Bilgisayarı medya sunucuya çevirmek
Film, belgesel, neyse çektik. Şimdi bilgisayar dışındaki cihazlardan bunları izleyeceğiz. Peki nasıl?
Bunun için pek çok seçenek var. Ben en pratiklerinden birini tercih ettim: PS3 Media Server (PS3-MS diyelim). İsmindeki PS3 sizi aldatmasın; bir PS3 (Playstation3) sahibi olmanız şart değil. Ama varsa ona da hizmet ediyor.
Java üstünde çalışan bu uygulama Mac, Linux ve Windows platformlarının hepsini destekliyor. Tamamen ücretsiz. Uygulamayı kurduktan sonra tek yapmanız gereken ağ üstünde paylaşmak istediğiniz içeriğin bulunduğu klasör ya da klasörleri tanımlamak.
Örneğin ben Movies altındaki ‘film deposu’ ve Download altındaki ‘torrents’ klasörlerini tanımladım.

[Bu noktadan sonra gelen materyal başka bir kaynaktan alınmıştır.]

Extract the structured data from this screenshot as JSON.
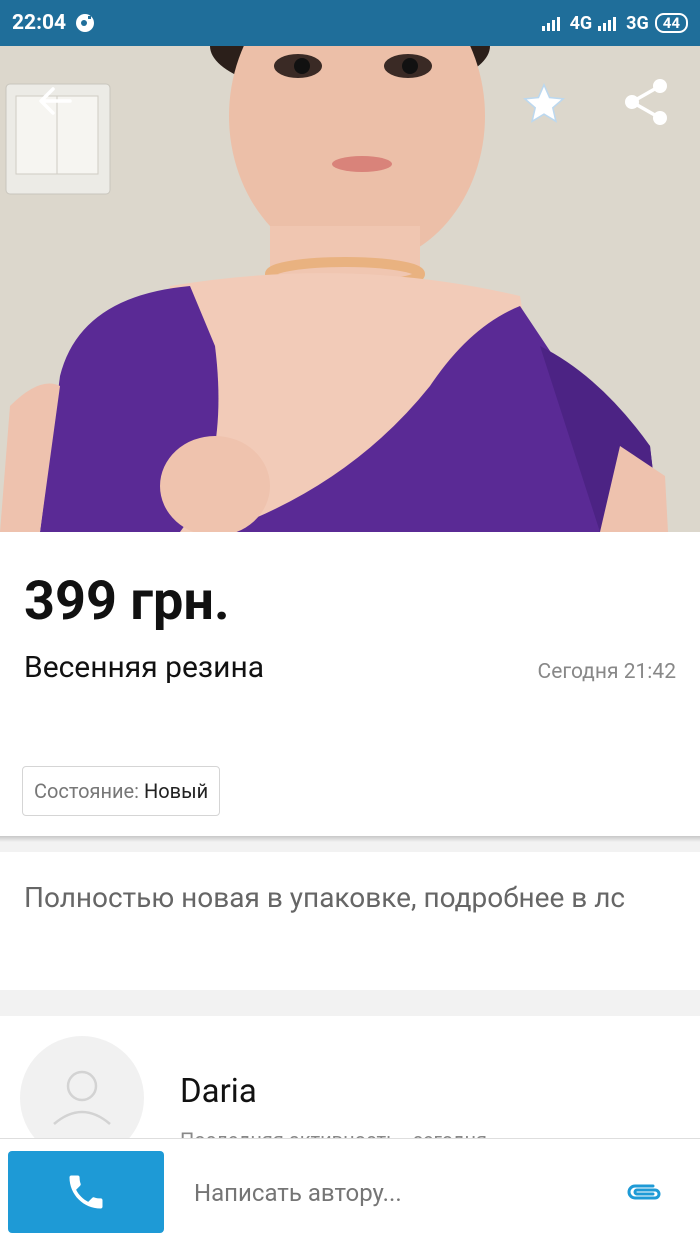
{
  "status_bar": {
    "time": "22:04",
    "network_1": "4G",
    "network_2": "3G",
    "battery": "44"
  },
  "hero": {
    "back_icon": "arrow-left-icon",
    "favorite_icon": "star-icon",
    "share_icon": "share-icon"
  },
  "listing": {
    "price": "399 грн.",
    "title": "Весенняя резина",
    "date": "Сегодня 21:42",
    "condition_label": "Состояние:",
    "condition_value": "Новый"
  },
  "description": {
    "text": "Полностью новая в упаковке, подробнее в лс"
  },
  "seller": {
    "name": "Daria",
    "activity": "Последняя активность - сегодня"
  },
  "bottom_bar": {
    "call_icon": "phone-icon",
    "message_placeholder": "Написать автору...",
    "attach_icon": "paperclip-icon"
  },
  "colors": {
    "status_bar": "#1f6e9a",
    "call_button": "#1e9ad6",
    "attach_icon": "#1e9ad6"
  }
}
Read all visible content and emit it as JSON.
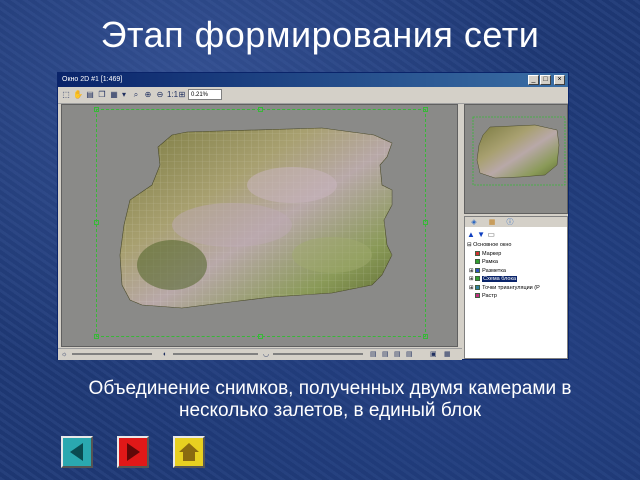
{
  "slide": {
    "title": "Этап формирования сети",
    "caption_line1": "Объединение снимков, полученных двумя камерами в",
    "caption_line2": "несколько залетов, в единый блок"
  },
  "window": {
    "title": "Окно 2D #1 [1:469]",
    "buttons": [
      "minimize-icon",
      "maximize-icon",
      "close-icon"
    ],
    "zoom_value": "0.21%"
  },
  "toolbar": {
    "tools": [
      "pointer-icon",
      "hand-icon",
      "search-icon",
      "zoom-in-icon",
      "zoom-out-icon",
      "fit-icon",
      "scale-1-1-icon"
    ]
  },
  "layer_panel": {
    "tabs": [
      "layers-tab-icon",
      "grid-tab-icon",
      "info-tab-icon"
    ],
    "tree": [
      {
        "label": "Основное окно",
        "level": 0,
        "color": "#ffffff",
        "selected": false
      },
      {
        "label": "Маркер",
        "level": 1,
        "color": "#d03030",
        "selected": false
      },
      {
        "label": "Рамка",
        "level": 1,
        "color": "#30a030",
        "selected": false
      },
      {
        "label": "Разметка",
        "level": 1,
        "color": "#3050c0",
        "selected": false
      },
      {
        "label": "Схема блока",
        "level": 1,
        "color": "#30a030",
        "selected": true
      },
      {
        "label": "Точки триангуляции (Р",
        "level": 1,
        "color": "#3080a0",
        "selected": false
      },
      {
        "label": "Растр",
        "level": 1,
        "color": "#c03080",
        "selected": false
      }
    ]
  },
  "colors": {
    "background": "#1f3a78",
    "selection": "#38b838",
    "canvas": "#8a8a88",
    "nav_back": "#2aa8b0",
    "nav_forward": "#e01818",
    "nav_home": "#e8d020"
  },
  "navigation": [
    "back-button",
    "forward-button",
    "home-button"
  ]
}
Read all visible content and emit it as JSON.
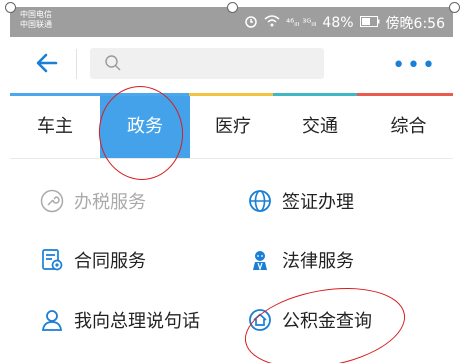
{
  "status_bar": {
    "carriers": [
      "中国电信",
      "中国联通"
    ],
    "signal_text": "⁴⁶ᵢₗₗ ³ᴳᵢₗₗ",
    "battery": "48%",
    "time": "傍晚6:56"
  },
  "search": {
    "placeholder": ""
  },
  "more_label": "•••",
  "tabs": [
    {
      "label": "车主"
    },
    {
      "label": "政务"
    },
    {
      "label": "医疗"
    },
    {
      "label": "交通"
    },
    {
      "label": "综合"
    }
  ],
  "active_tab": "政务",
  "services": [
    {
      "label": "办税服务",
      "enabled": false
    },
    {
      "label": "签证办理",
      "enabled": true
    },
    {
      "label": "合同服务",
      "enabled": true
    },
    {
      "label": "法律服务",
      "enabled": true
    },
    {
      "label": "我向总理说句话",
      "enabled": true
    },
    {
      "label": "公积金查询",
      "enabled": true
    }
  ],
  "colors": {
    "accent": "#43a2ea",
    "icon_blue": "#1a7fd6",
    "strip_blue": "#4aa8ee",
    "strip_yellow": "#f2c241",
    "strip_teal": "#3fb7c4",
    "strip_red": "#ea5a4e",
    "annotation_red": "#d81e1e"
  }
}
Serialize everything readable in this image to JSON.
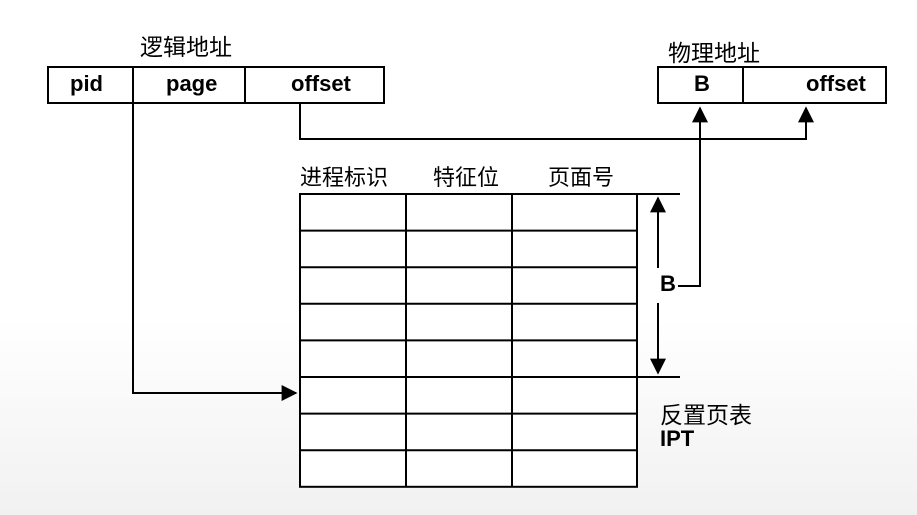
{
  "logical_address": {
    "title": "逻辑地址",
    "fields": [
      "pid",
      "page",
      "offset"
    ]
  },
  "physical_address": {
    "title": "物理地址",
    "fields": [
      "B",
      "offset"
    ]
  },
  "table": {
    "columns": [
      "进程标识",
      "特征位",
      "页面号"
    ],
    "row_count": 8,
    "index_label": "B",
    "name": "反置页表",
    "abbr": "IPT"
  }
}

Bunun için uygulama seçeneklerindeki ‘Navigation / Share Settings’ sayfasında ‘Shared Folders’ bölümündeki yeşil ikona tıklayarak bilgisayarımızdaki film ve benzeri içeriklerin (mesela fotoğraf albümünüz, MP3 arşiviniz, vs) olduğu klasörleri belirlemek yeterli. Yine yukarıda göreceğiniz gibi iTunes ve iPhoto kullanıcıları için özel seçenekler de var.
PS3-MS için şimdilik ekstra bir ayar yapmanıza gerek yok.

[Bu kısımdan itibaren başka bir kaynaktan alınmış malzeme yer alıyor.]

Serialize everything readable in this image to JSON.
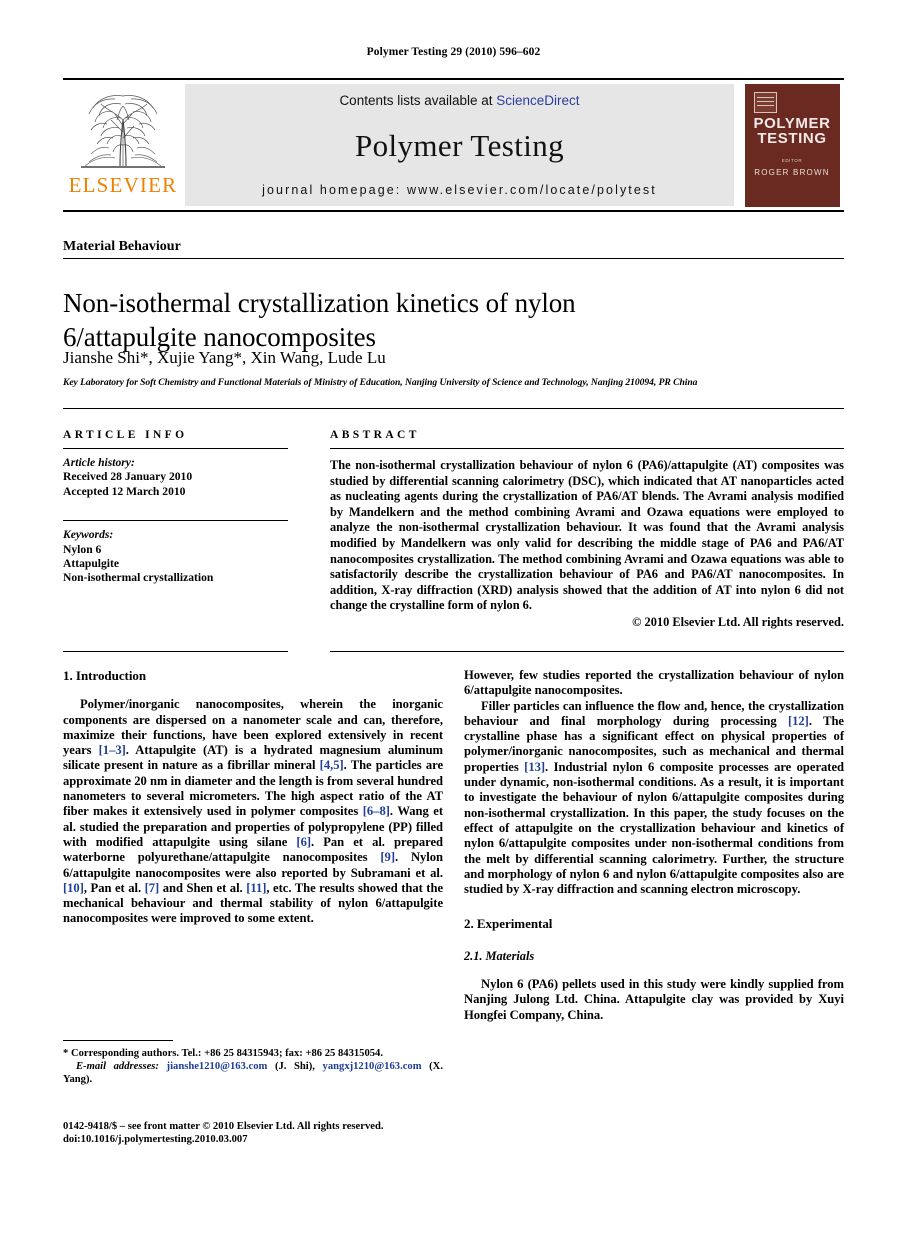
{
  "running_head": "Polymer Testing 29 (2010) 596–602",
  "banner": {
    "contents_prefix": "Contents lists available at ",
    "sciencedirect": "ScienceDirect",
    "journal_title": "Polymer Testing",
    "homepage": "journal homepage: www.elsevier.com/locate/polytest",
    "publisher_wordmark": "ELSEVIER",
    "cover": {
      "title_line1": "POLYMER",
      "title_line2": "TESTING",
      "editor_label": "EDITOR",
      "editor_name": "ROGER BROWN",
      "background_color": "#6a2a22"
    }
  },
  "article": {
    "section_label": "Material Behaviour",
    "title": "Non-isothermal crystallization kinetics of nylon 6/attapulgite nanocomposites",
    "authors": "Jianshe Shi*, Xujie Yang*, Xin Wang, Lude Lu",
    "affiliation": "Key Laboratory for Soft Chemistry and Functional Materials of Ministry of Education, Nanjing University of Science and Technology, Nanjing 210094, PR China"
  },
  "article_info": {
    "heading": "ARTICLE INFO",
    "history_label": "Article history:",
    "received": "Received 28 January 2010",
    "accepted": "Accepted 12 March 2010",
    "keywords_label": "Keywords:",
    "keywords": [
      "Nylon 6",
      "Attapulgite",
      "Non-isothermal crystallization"
    ]
  },
  "abstract": {
    "heading": "ABSTRACT",
    "text": "The non-isothermal crystallization behaviour of nylon 6 (PA6)/attapulgite (AT) composites was studied by differential scanning calorimetry (DSC), which indicated that AT nanoparticles acted as nucleating agents during the crystallization of PA6/AT blends. The Avrami analysis modified by Mandelkern and the method combining Avrami and Ozawa equations were employed to analyze the non-isothermal crystallization behaviour. It was found that the Avrami analysis modified by Mandelkern was only valid for describing the middle stage of PA6 and PA6/AT nanocomposites crystallization. The method combining Avrami and Ozawa equations was able to satisfactorily describe the crystallization behaviour of PA6 and PA6/AT nanocomposites. In addition, X-ray diffraction (XRD) analysis showed that the addition of AT into nylon 6 did not change the crystalline form of nylon 6.",
    "copyright": "© 2010 Elsevier Ltd. All rights reserved."
  },
  "body": {
    "intro_heading": "1. Introduction",
    "left_paragraphs": [
      "Polymer/inorganic nanocomposites, wherein the inorganic components are dispersed on a nanometer scale and can, therefore, maximize their functions, have been explored extensively in recent years [1–3]. Attapulgite (AT) is a hydrated magnesium aluminum silicate present in nature as a fibrillar mineral [4,5]. The particles are approximate 20 nm in diameter and the length is from several hundred nanometers to several micrometers. The high aspect ratio of the AT fiber makes it extensively used in polymer composites [6–8]. Wang et al. studied the preparation and properties of polypropylene (PP) filled with modified attapulgite using silane [6]. Pan et al. prepared waterborne polyurethane/attapulgite nanocomposites [9]. Nylon 6/attapulgite nanocomposites were also reported by Subramani et al. [10], Pan et al. [7] and Shen et al. [11], etc. The results showed that the mechanical behaviour and thermal stability of nylon 6/attapulgite nanocomposites were improved to some extent."
    ],
    "right_paragraphs": [
      "However, few studies reported the crystallization behaviour of nylon 6/attapulgite nanocomposites.",
      "Filler particles can influence the flow and, hence, the crystallization behaviour and final morphology during processing [12]. The crystalline phase has a significant effect on physical properties of polymer/inorganic nanocomposites, such as mechanical and thermal properties [13]. Industrial nylon 6 composite processes are operated under dynamic, non-isothermal conditions. As a result, it is important to investigate the behaviour of nylon 6/attapulgite composites during non-isothermal crystallization. In this paper, the study focuses on the effect of attapulgite on the crystallization behaviour and kinetics of nylon 6/attapulgite composites under non-isothermal conditions from the melt by differential scanning calorimetry. Further, the structure and morphology of nylon 6 and nylon 6/attapulgite composites also are studied by X-ray diffraction and scanning electron microscopy."
    ],
    "experimental_heading": "2. Experimental",
    "materials_heading": "2.1. Materials",
    "materials_paragraph": "Nylon 6 (PA6) pellets used in this study were kindly supplied from Nanjing Julong Ltd. China. Attapulgite clay was provided by Xuyi Hongfei Company, China."
  },
  "footnotes": {
    "corresponding": "* Corresponding authors. Tel.: +86 25 84315943; fax: +86 25 84315054.",
    "email_label": "E-mail addresses:",
    "email1": "jianshe1210@163.com",
    "email1_attr": "(J. Shi),",
    "email2": "yangxj1210@163.com",
    "email2_attr": "(X. Yang)."
  },
  "imprint": {
    "line1": "0142-9418/$ – see front matter © 2010 Elsevier Ltd. All rights reserved.",
    "line2": "doi:10.1016/j.polymertesting.2010.03.007"
  }
}
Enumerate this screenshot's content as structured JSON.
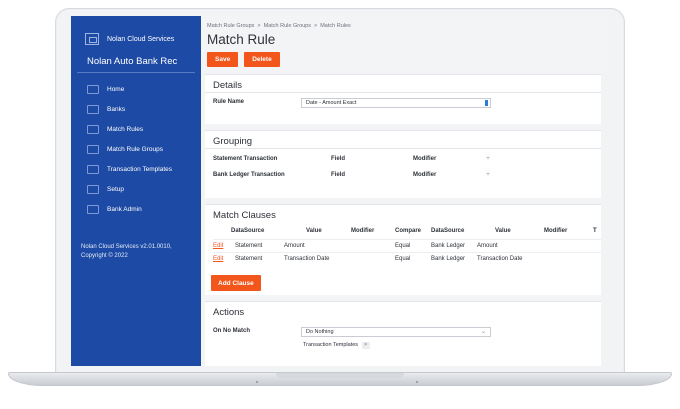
{
  "sidebar": {
    "brand": "Nolan Cloud Services",
    "app_title": "Nolan Auto Bank Rec",
    "items": [
      {
        "label": "Home"
      },
      {
        "label": "Banks"
      },
      {
        "label": "Match Rules"
      },
      {
        "label": "Match Rule Groups"
      },
      {
        "label": "Transaction Templates"
      },
      {
        "label": "Setup"
      },
      {
        "label": "Bank Admin"
      }
    ],
    "version": "Nolan Cloud Services v2.01.0010,",
    "copyright": "Copyright © 2022"
  },
  "breadcrumb": {
    "items": [
      "Match Rule Groups",
      ">",
      "Match Rule Groups",
      ">",
      "Match Rules"
    ]
  },
  "page": {
    "title": "Match Rule",
    "save_label": "Save",
    "delete_label": "Delete"
  },
  "details": {
    "title": "Details",
    "rule_name_label": "Rule Name",
    "rule_name_value": "Date - Amount Exact"
  },
  "grouping": {
    "title": "Grouping",
    "rows": [
      {
        "label": "Statement Transaction",
        "field": "Field",
        "modifier": "Modifier",
        "plus": "+"
      },
      {
        "label": "Bank Ledger Transaction",
        "field": "Field",
        "modifier": "Modifier",
        "plus": "+"
      }
    ]
  },
  "match_clauses": {
    "title": "Match Clauses",
    "headers": [
      "DataSource",
      "Value",
      "Modifier",
      "Compare",
      "DataSource",
      "Value",
      "Modifier",
      "T"
    ],
    "rows": [
      {
        "edit": "Edit",
        "ds1": "Statement",
        "val1": "Amount",
        "compare": "Equal",
        "ds2": "Bank Ledger",
        "val2": "Amount"
      },
      {
        "edit": "Edit",
        "ds1": "Statement",
        "val1": "Transaction Date",
        "compare": "Equal",
        "ds2": "Bank Ledger",
        "val2": "Transaction Date"
      }
    ],
    "add_label": "Add Clause"
  },
  "actions": {
    "title": "Actions",
    "on_no_match_label": "On No Match",
    "on_no_match_value": "Do Nothing",
    "template_chip": "Transaction Templates",
    "template_chip_x": "×"
  },
  "colors": {
    "sidebar": "#1d4aa4",
    "accent": "#f3561b"
  }
}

Şahsen PS3 ile PS3-MS’in uyumundan memnun kalamadım. Özellikle yüksek çözünürlüklü filmlerde su kaynatıyor. Ama altyazı desteği sunması açısından birçokları için eminim tercih edilecektir.
Bilgisayarınızda PS3-MS çalışırken aynı ağa bağlı PS3’ünüzü açtığınızda Video, Music ve Photo başlığı altında bilgisayarınızı temsil eden ikonun otomatik olarak çıktığını göreceksiniz.
Ben PS3-MS’i doğrudan televizyona aktarmayı tercih ediyorum. Ve neyse ki televizyonum buna uyumlu.
2 sene önce televizyonumu yenilemek istediğimde tercihim Samsung’un 7 serisi 42 inçlik LED TV’si olmuştu (şimdilerdeki modelleri bilseydim, beklerdim!) Benim modelim ağ kablosuyla internete ve dolayısıyla ev ağına bağlanabiliyor (evimin bütün odaları gigabit hatla döşeli).
Televizyonun standart bir medya oynatıcısı var. Doğrudan internete bağlanma, widgetlar yardımıyla (ve biraz hile ile) Youtube, Twitter gibi uygulamalar yükleyebilme ya da bağlı bulunduğu yerel ağ içinde DLNA destekli içeriği tüketmek gibi yeteneklere de sahip.
Sizin televizyonunuz uyumlu değilse içeriğinize DLNA destekleyen PS3, Xbox gibi arayüzler ile bağlantı kurabilirsiniz.
Hatta televizyona muhtaç kalmadan aynı şeyi iPad ve iPhone ile yapmak da mümkün. Bunun için uzun araştırmalardan sonra bulduğum en iyi seçenek ise AirPlayer uygulaması oldu. PS3-MS ile mükemmel bir uyumda çalışıyor.
(Android telefon ve tabletlerim için doğru düzgün bir DLNA client bulamadım. Siz bulduysanız yorumlara eklerseniz sevinirim)
Özetleyecek olursak; artık elimizde içerik yükleyebildiğimiz, uzaktan ulaşıp kontrol edebildiğimiz, ve çektiklerimizi izleyebilmek için uzaktan bağlanabildiğimiz bir sistemimiz var. İster televizyondan, ister telefondan, istersek de tablet bilgisayarlarımızdan ulaşıp izleyebiliyoruz.
İyi seyirler!
(Unutmadan; bu yapıda Bittorrent şart değil. Kişisel arşivinizi ya da başka yöntemlerle çektiklerinizi de aynı sistemde kullanabilirsiniz. Hep ‘ev’ dedim ama bu yapı, ‘ofisler’ için de her bilgisayardan ulaşılabilir bir merkezi arşiv yaratabilir?)